People love storing information in databases, because databases make it easy to store, sort, and search large amounts of data. Sometimes those databases are not as secure as they should be.
Traditional databases are great for storing structured data, like a list of books. Books are sort of uniform, in that you describe books pretty well with a small set of identifiers (like title, ISBN, author, year of publication, publisher, etc.), and those identifiers don’t change a lot over time or from book to book. A spreadsheet will often suffice for this kind of thing.
Describing people is harder, because people are weird. Consider medical records. Women would need lots of columns men don’t need, and vice versa. A patient with diabetes would have lots of columns not relevant to a non-diabetic. Likewise for a cancer patient.
A relatively new class of database called NoSQL is good at storing records on people and other complicated subjects, because NoSQL databases can store (and sort and search) unstructured data. MongoDB is a popular open-source NoSQL database product.
The idea is that a company installs MongoDB on their server, pours data into it, and writes a web application (or some other kind of interface) to access the data. Earlier versions of MongoDB had some poorly-chosen default settings which would make the database itself directly available over network connections. More recent versions of the software have better defaults, but the damage is done: lots of people installed MongoDB with the network-available default, and they never changed it.
So even if they wrote a web application with good access controls, the database itself might be open to the internet. If the database’s network port wasn’t firewalled, anyone could completely bypass the web application’s access restrictions by connecting directly to the database (and they could download as much data as they wanted).

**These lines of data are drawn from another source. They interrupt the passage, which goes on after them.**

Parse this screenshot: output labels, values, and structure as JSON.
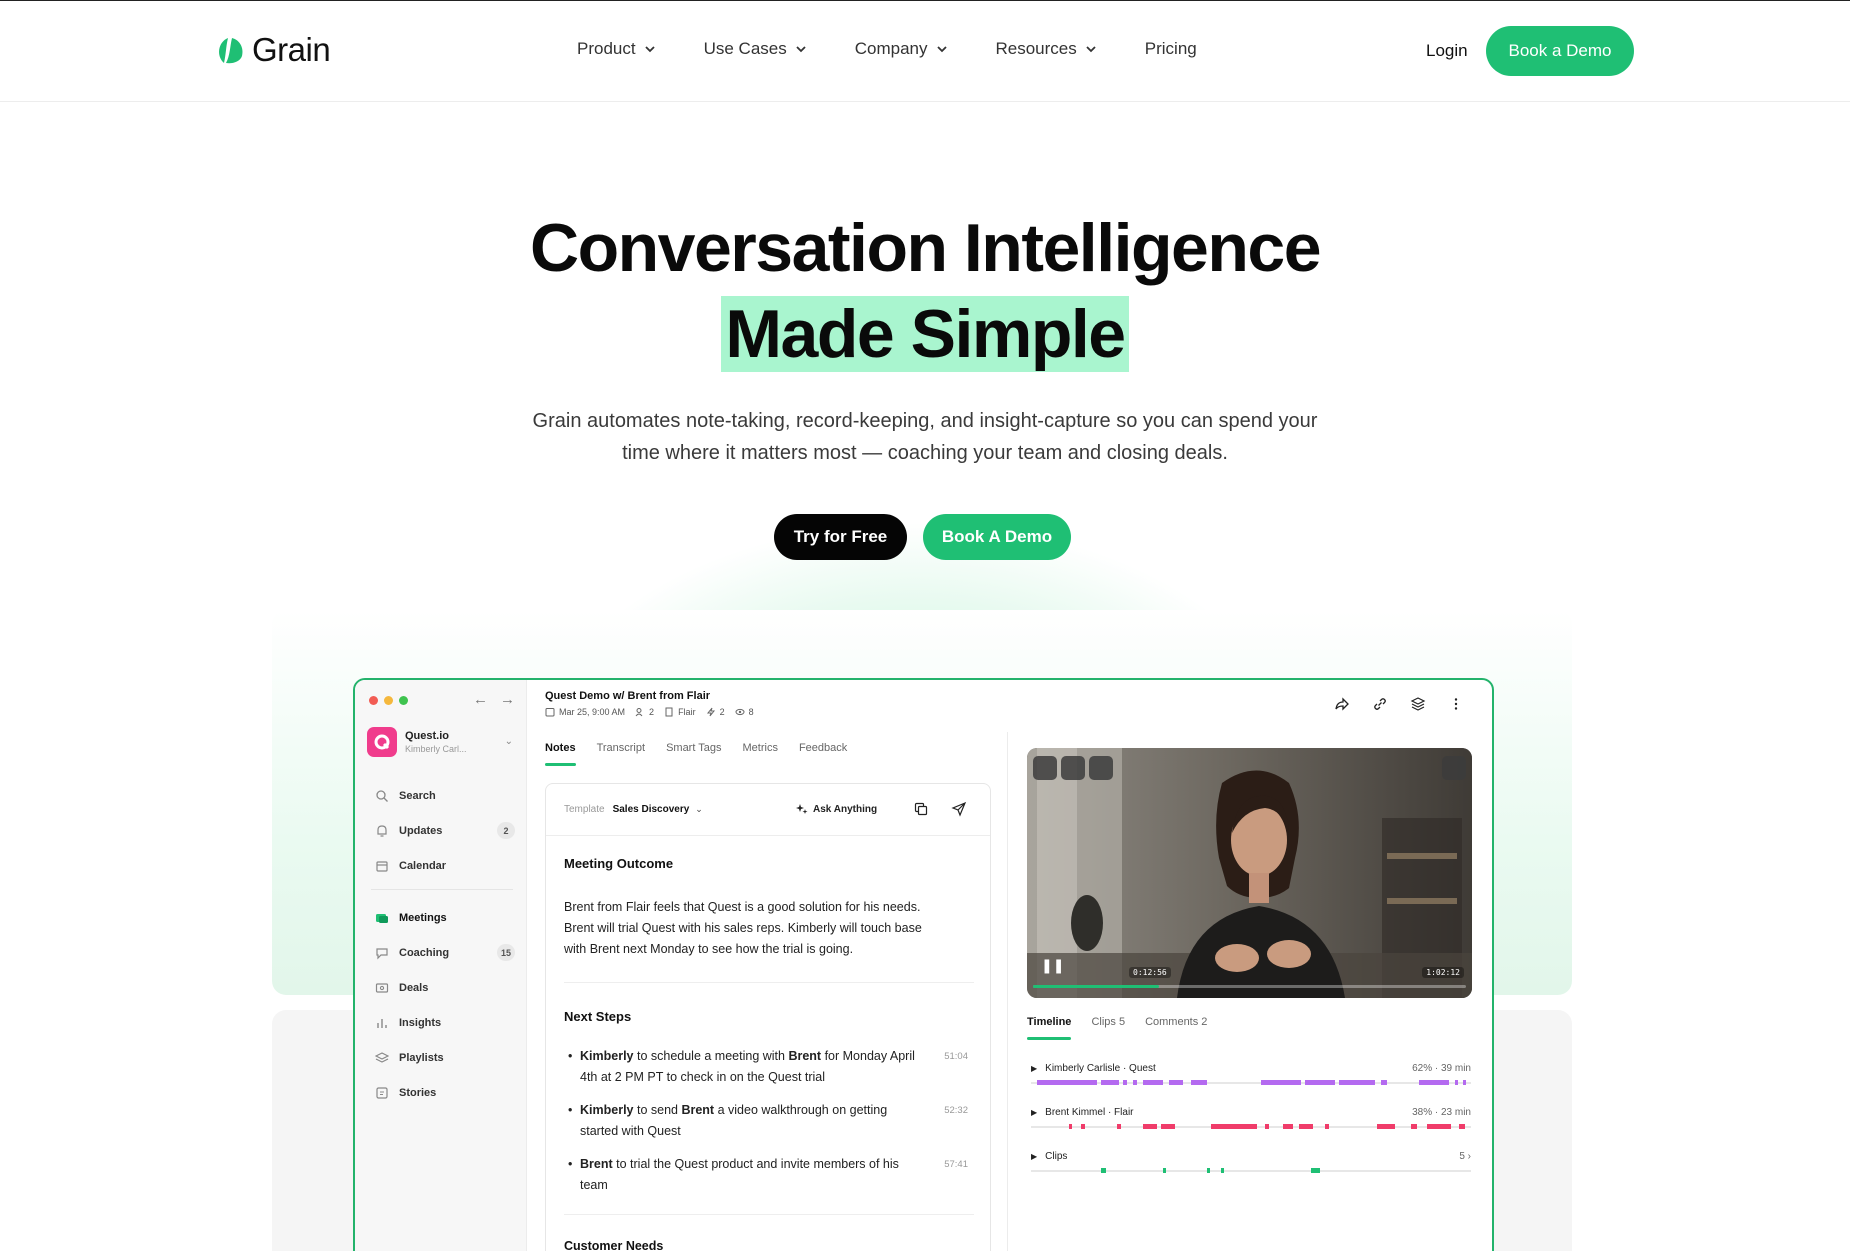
{
  "nav": {
    "brand": "Grain",
    "menu": [
      {
        "label": "Product",
        "dropdown": true
      },
      {
        "label": "Use Cases",
        "dropdown": true
      },
      {
        "label": "Company",
        "dropdown": true
      },
      {
        "label": "Resources",
        "dropdown": true
      },
      {
        "label": "Pricing",
        "dropdown": false
      }
    ],
    "login": "Login",
    "book_demo": "Book a Demo"
  },
  "hero": {
    "title_line1": "Conversation Intelligence",
    "title_line2": "Made Simple",
    "subtitle_line1": "Grain automates note-taking, record-keeping, and insight-capture so you can spend your",
    "subtitle_line2": "time where it matters most — coaching your team and closing deals.",
    "cta_primary": "Try for Free",
    "cta_secondary": "Book A Demo"
  },
  "colors": {
    "brand_green": "#1fbf74",
    "highlight": "#a9f5cf",
    "pink": "#f03c8c",
    "purple": "#b46af0"
  },
  "app": {
    "workspace": {
      "name": "Quest.io",
      "user": "Kimberly Carl..."
    },
    "sidebar": [
      {
        "label": "Search",
        "icon": "search-icon",
        "badge": ""
      },
      {
        "label": "Updates",
        "icon": "bell-icon",
        "badge": "2"
      },
      {
        "label": "Calendar",
        "icon": "calendar-icon",
        "badge": ""
      },
      {
        "label": "Meetings",
        "icon": "meetings-icon",
        "badge": ""
      },
      {
        "label": "Coaching",
        "icon": "coaching-icon",
        "badge": "15"
      },
      {
        "label": "Deals",
        "icon": "deals-icon",
        "badge": ""
      },
      {
        "label": "Insights",
        "icon": "insights-icon",
        "badge": ""
      },
      {
        "label": "Playlists",
        "icon": "playlists-icon",
        "badge": ""
      },
      {
        "label": "Stories",
        "icon": "stories-icon",
        "badge": ""
      }
    ],
    "meeting": {
      "title": "Quest Demo w/ Brent from Flair",
      "date": "Mar 25, 9:00 AM",
      "participants": "2",
      "company": "Flair",
      "clips": "2",
      "views": "8"
    },
    "tabs": [
      "Notes",
      "Transcript",
      "Smart Tags",
      "Metrics",
      "Feedback"
    ],
    "notes": {
      "template_label": "Template",
      "template_value": "Sales Discovery",
      "ask_anything": "Ask Anything",
      "outcome_heading": "Meeting Outcome",
      "outcome_line1": "Brent from Flair feels that Quest is a good solution for his needs.",
      "outcome_line2": "Brent will trial Quest with his sales reps. Kimberly will touch base",
      "outcome_line3": "with Brent next Monday to see how the trial is going.",
      "next_steps_heading": "Next Steps",
      "steps": [
        {
          "ts": "51:04"
        },
        {
          "ts": "52:32"
        },
        {
          "ts": "57:41"
        }
      ],
      "customer_needs_heading": "Customer Needs"
    },
    "video": {
      "current_time": "0:12:56",
      "duration": "1:02:12",
      "progress": 0.29
    },
    "right_tabs": [
      "Timeline",
      "Clips 5",
      "Comments 2"
    ],
    "tracks": [
      {
        "name": "Kimberly Carlisle · Quest",
        "stat": "62% · 39 min"
      },
      {
        "name": "Brent Kimmel · Flair",
        "stat": "38% · 23 min"
      },
      {
        "name": "Clips",
        "stat": "5"
      }
    ]
  }
}
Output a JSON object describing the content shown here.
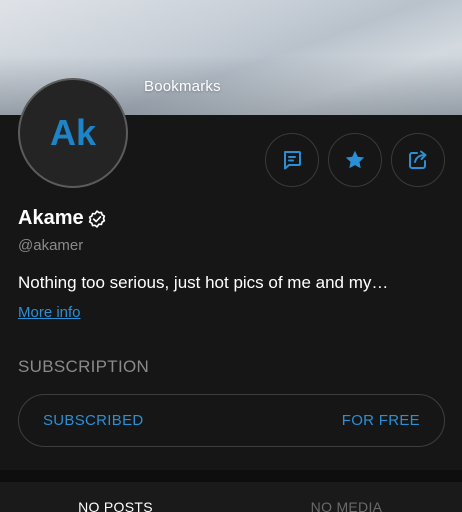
{
  "banner": {
    "title": "Bookmarks"
  },
  "profile": {
    "initials": "Ak",
    "name": "Akame",
    "username": "@akamer",
    "bio": "Nothing too serious, just hot pics of me and my…",
    "more_info": "More info"
  },
  "actions": [
    {
      "icon": "message-icon"
    },
    {
      "icon": "star-icon"
    },
    {
      "icon": "share-icon"
    }
  ],
  "subscription": {
    "section_title": "SUBSCRIPTION",
    "status": "SUBSCRIBED",
    "price": "FOR FREE"
  },
  "tabs": [
    {
      "label": "NO POSTS",
      "active": true
    },
    {
      "label": "NO MEDIA",
      "active": false
    }
  ],
  "colors": {
    "accent": "#2a8fd4",
    "background": "#161616",
    "muted_text": "#8a8a8a"
  }
}
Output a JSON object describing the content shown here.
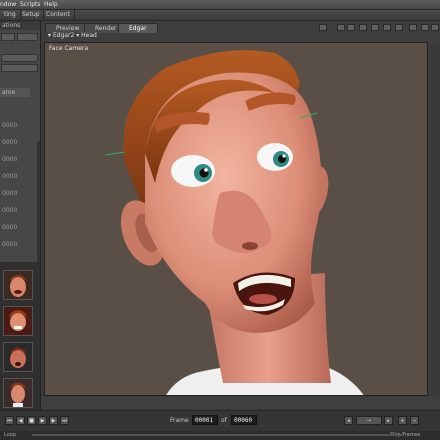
{
  "menu": {
    "items": [
      "ndow",
      "Scripts",
      "Help"
    ]
  },
  "topbar": {
    "tabs": [
      "ting",
      "Setup",
      "Content"
    ]
  },
  "left_panel": {
    "header": "ations",
    "button_labels": [
      "",
      "",
      "",
      ""
    ],
    "section_tab": "ame",
    "rows": [
      "0000",
      "0000",
      "0000",
      "0000",
      "0000",
      "0000",
      "0000",
      "0000"
    ],
    "thumbnails": [
      "face-1",
      "face-2",
      "face-3",
      "face-4"
    ]
  },
  "viewport": {
    "tabs": [
      "Preview",
      "Render",
      "Edgar"
    ],
    "active_tab": "Edgar",
    "figure": "Edgar2",
    "body_part": "Head",
    "camera": "Face Camera",
    "background_color": "#5a4f47"
  },
  "transport": {
    "frame_label": "Frame",
    "current_frame": "00001",
    "of_label": "of",
    "total_frames": "00060",
    "skip_frames": "Skip Frames",
    "loop": "Loop"
  }
}
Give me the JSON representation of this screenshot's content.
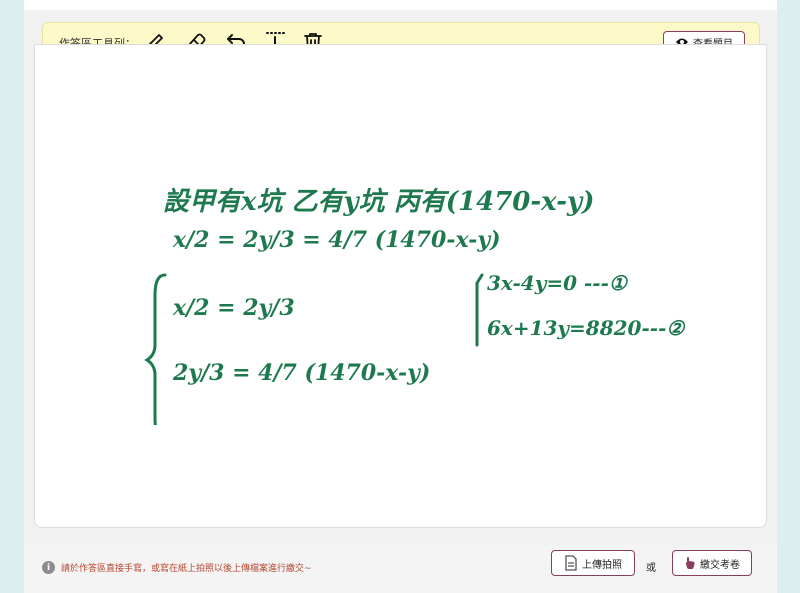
{
  "toolbar": {
    "label": "作答區工具列：",
    "tools": [
      {
        "name": "pen-icon"
      },
      {
        "name": "eraser-icon"
      },
      {
        "name": "undo-icon"
      },
      {
        "name": "move-down-icon"
      },
      {
        "name": "trash-icon"
      }
    ],
    "view_question_label": "查看題目"
  },
  "canvas": {
    "lines": [
      "設甲有x坑  乙有y坑  丙有(1470-x-y)",
      "x/2 = 2y/3 = 4/7 (1470-x-y)",
      "x/2 = 2y/3",
      "2y/3 = 4/7 (1470-x-y)",
      "3x-4y=0 ---①",
      "6x+13y=8820---②"
    ]
  },
  "footer": {
    "notice": "請於作答區直接手寫，或寫在紙上拍照以後上傳檔案進行繳交~",
    "upload_label": "上傳拍照",
    "or_label": "或",
    "submit_label": "繳交考卷"
  },
  "colors": {
    "ink": "#1e7a4e",
    "toolbar_bg": "#fdf9c9",
    "accent": "#8a3d5c",
    "notice": "#b5462f"
  }
}
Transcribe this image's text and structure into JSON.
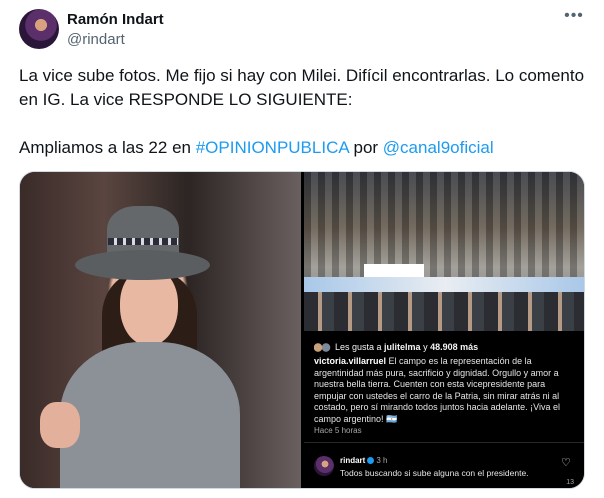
{
  "author": {
    "display_name": "Ramón Indart",
    "handle": "@rindart",
    "more_icon": "•••"
  },
  "tweet": {
    "line1": "La vice sube fotos. Me fijo si hay con Milei. Difícil encontrarlas. Lo comento en IG. La vice RESPONDE LO SIGUIENTE:",
    "line2_prefix": "Ampliamos a las 22 en ",
    "hashtag": "#OPINIONPUBLICA",
    "line2_mid": " por ",
    "mention": "@canal9oficial"
  },
  "instagram": {
    "likes_prefix": "Les gusta a ",
    "likes_user": "julitelma",
    "likes_mid": " y ",
    "likes_count": "48.908 más",
    "caption_user": "victoria.villarruel",
    "caption_text": " El campo es la representación de la argentinidad más pura, sacrificio y dignidad. Orgullo y amor a nuestra bella tierra. Cuenten con esta vicepresidente para empujar con ustedes el carro de la Patria, sin mirar atrás ni al costado, pero sí mirando todos juntos hacia adelante. ¡Viva el campo argentino! 🇦🇷",
    "time_ago": "Hace 5 horas",
    "comment_user": "rindart",
    "comment_time": "3 h",
    "comment_text": "Todos buscando si sube alguna con el presidente.",
    "heart_count": "13"
  },
  "colors": {
    "link": "#1d9bf0",
    "text": "#0f1419",
    "secondary": "#536471",
    "border": "#cfd9de"
  },
  "icons": [
    "more-icon",
    "heart-icon",
    "verified-badge-icon"
  ]
}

It’s important to note that this problem is not specific to MongoDB. This could happen with any network-enabled database system. But because of some recent discoveries of internet-accessible MongoDB databases, they’re in the spotlight. The Office of Inadequate Security has reported on several high-profile examples of open MongoDB databases, including a voter registration database with 191 million records. A security researcher named Chris Vickery used Shodan to find these databases.
That bears repeating: an ordinary guy used a search engine to find a database with the voter registration data of 191 million Americans.
All too often people don’t take care of their data. The Office of Inadequate Security reports on data breaches large and small all the time. Sometimes it’s 191 million voter records over a network connection, and sometimes it’s patient records left on a sidewalk next to a trash can when a doctor’s office goes out of business. That site might be a good place to look for inspiration when you’re writing a character that needs to acquire data that wouldn’t (or shouldn’t) be widely available. Whether your character needs to do some port scanning or some dumpster diving, she might be able to get her hands on all kinds of data.